In my last post, I talked about using the new MERGE statement in SQL Server 2008. It allows you to merge the data in a result set with a table, based on a join condition that you specify. This is a common scenario in data warehousing, where you often need to take a working table and compare it to a target table to determine if a row should inserted, updated, or deleted. This is often the case for dimension table. Currently, there is no SSIS component in the June 2007 CTP that leverages the MERGE statement directly. This post will explore one possible pattern for using MERGE from SSIS.
In SSIS 2005, a commonly used pattern for updating dimension tables was to retrieve all of the rows intended for the dimension table in a data flow via a source component. Then the rows would be run through a lookup component to determine if they existed in the target table. Rows to be updated (those found in the lookup) would be run through an OLE DB Command component. Rows to be inserted would be sent to an OLE DB Destination.
In cases where performance is a concern, the OLE DB Command could be replaced with another OLE DB Destination that writes all rows to be updated to a temporary table. In the control flow, an Execute SQL task would issue an UPDATE statement, using the temporary table as a source.

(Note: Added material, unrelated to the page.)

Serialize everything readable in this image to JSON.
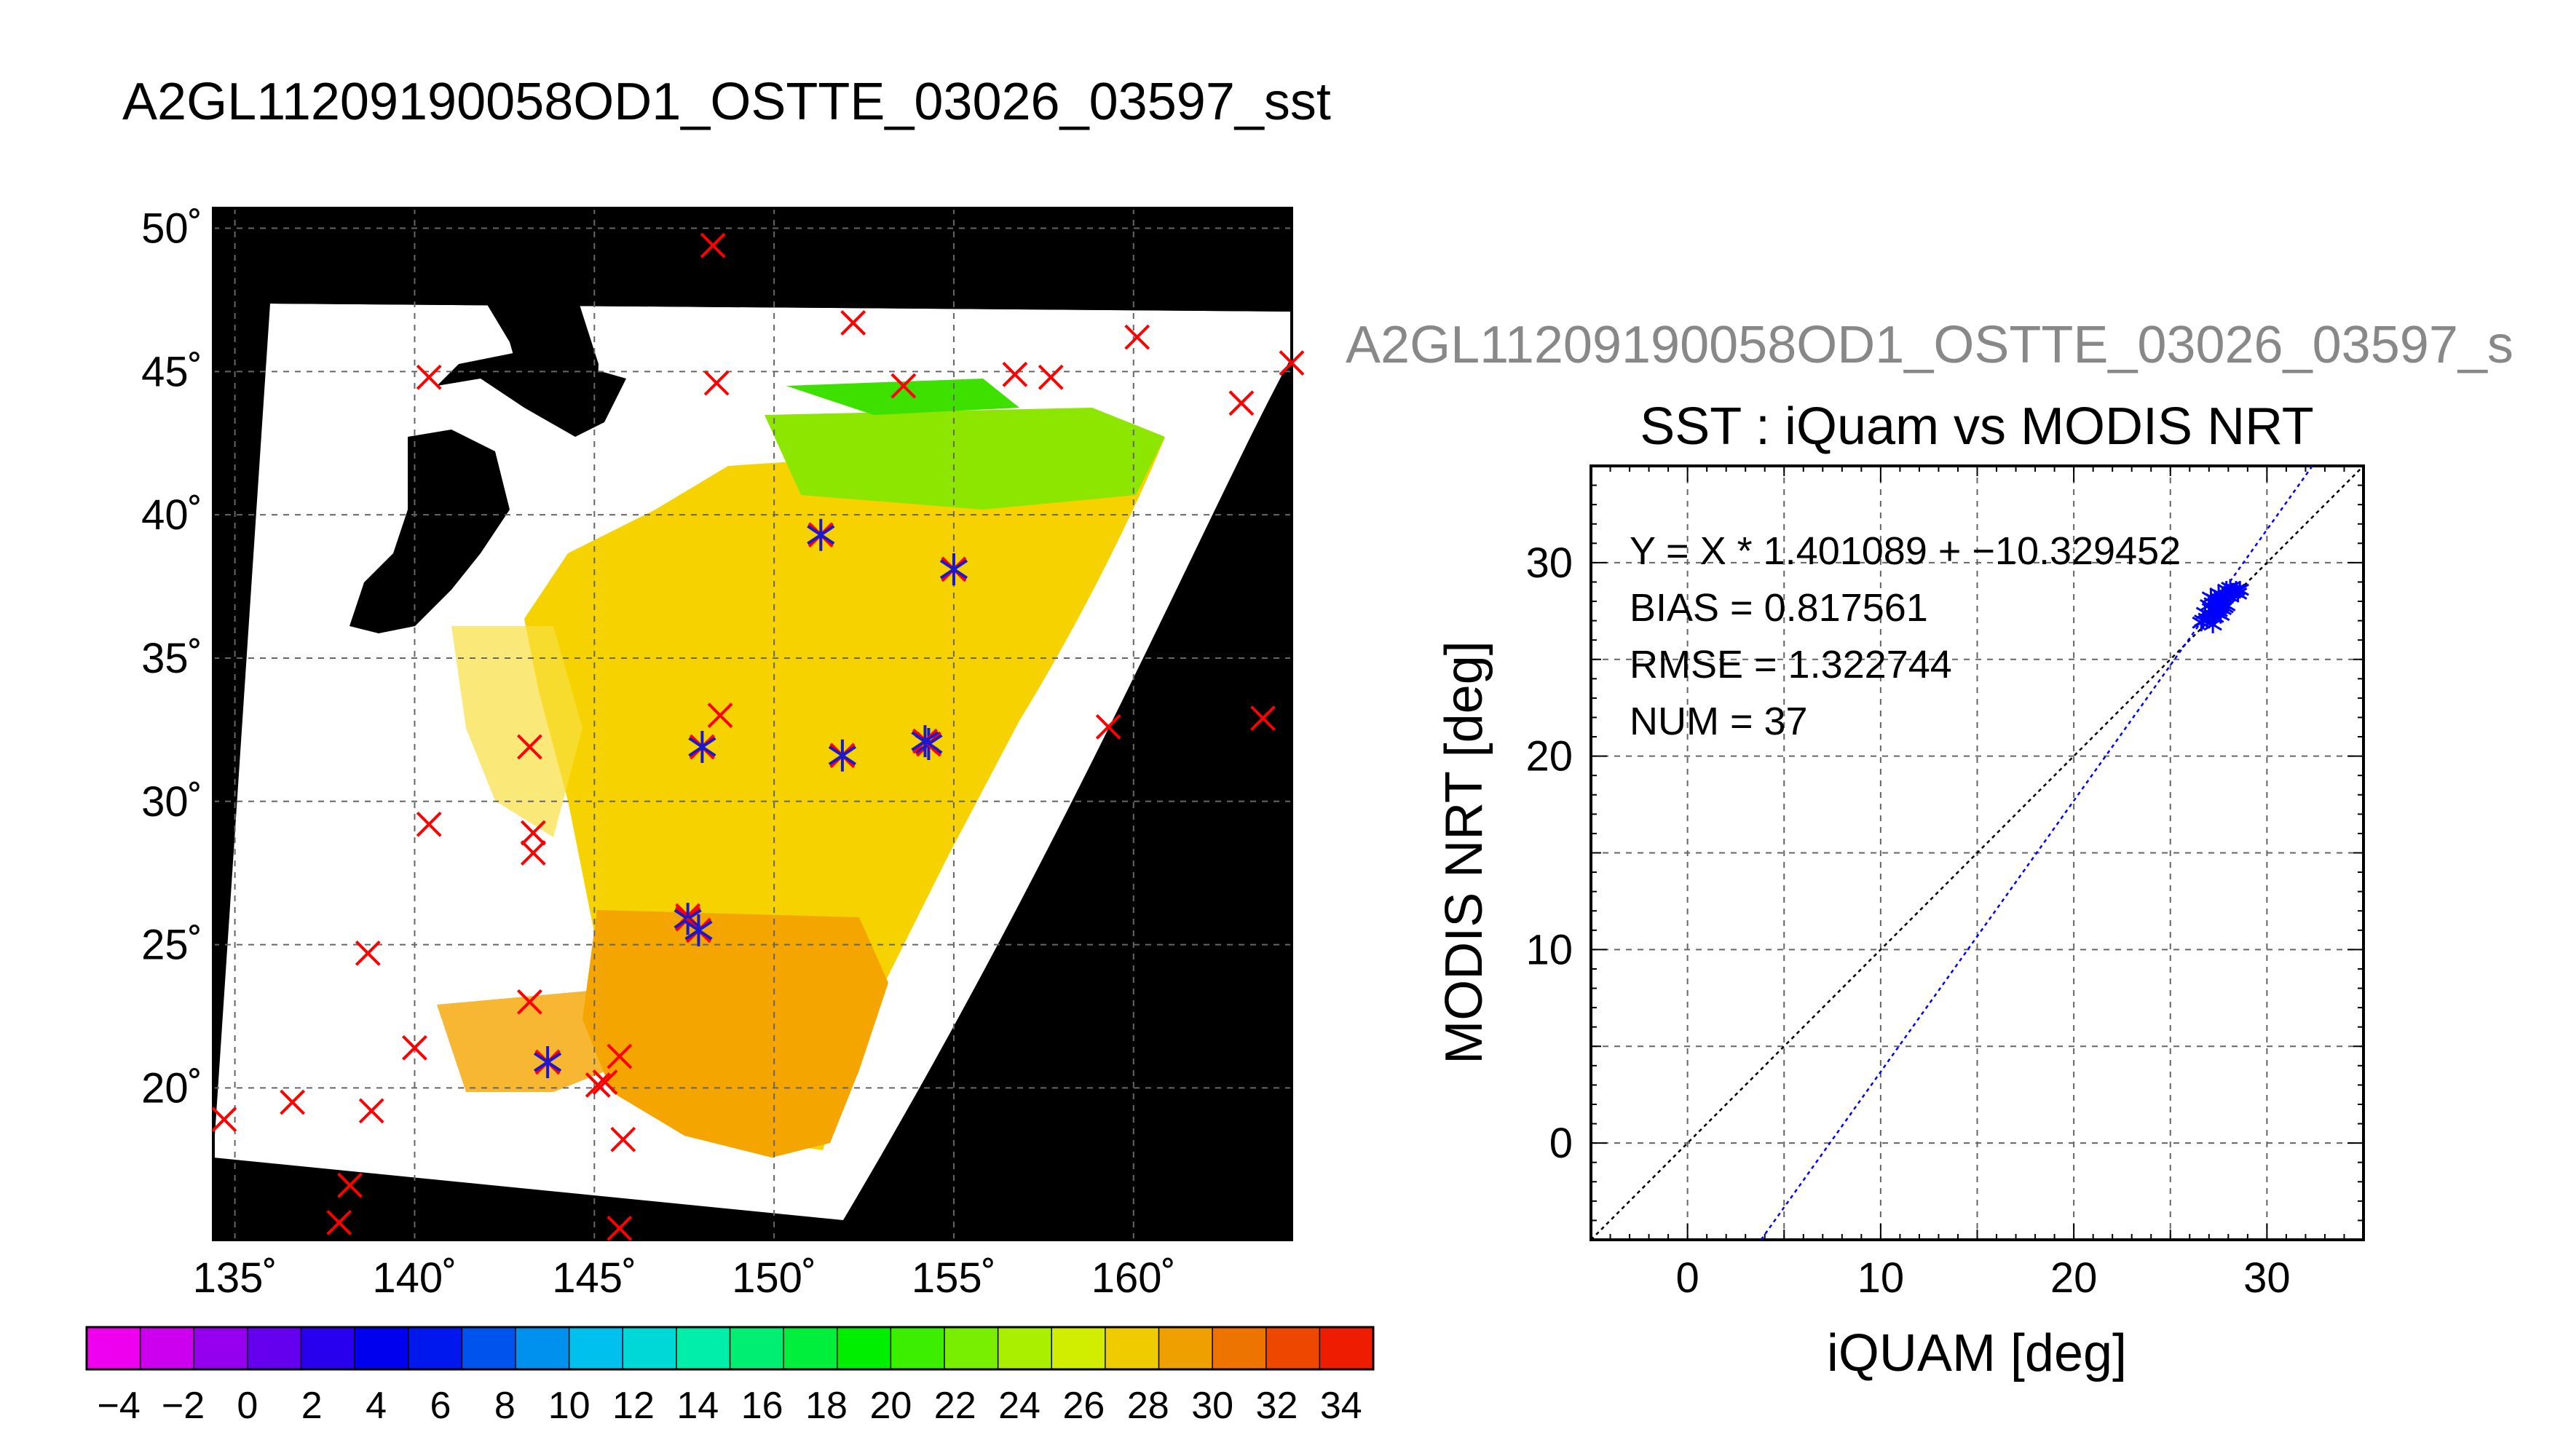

To implement this using a MERGE statement, we can modify the second pattern. All rows that are read from the source should be written to a temporary table. Then, the Execute SQL task will be used to run a MERGE statement that uses the temporary table as the source for the merge. The matching of the rows will be done through the join condition in the MERGE statement.
Why would using the MERGE statement be better than using the lookup pattern described above? For one thing, the data flow is simpler, with no branches in execution. Also, the data flow only has to write to a single table, instead of two tables. I haven’t done any performance testing on the MERGE statement yet, so I can’t say for certain whether it is faster.
I’m still hoping for a destination component that can be used directly in the data flow to perform the MERGE, but the SSIS team has indicated that it probably won’t happen.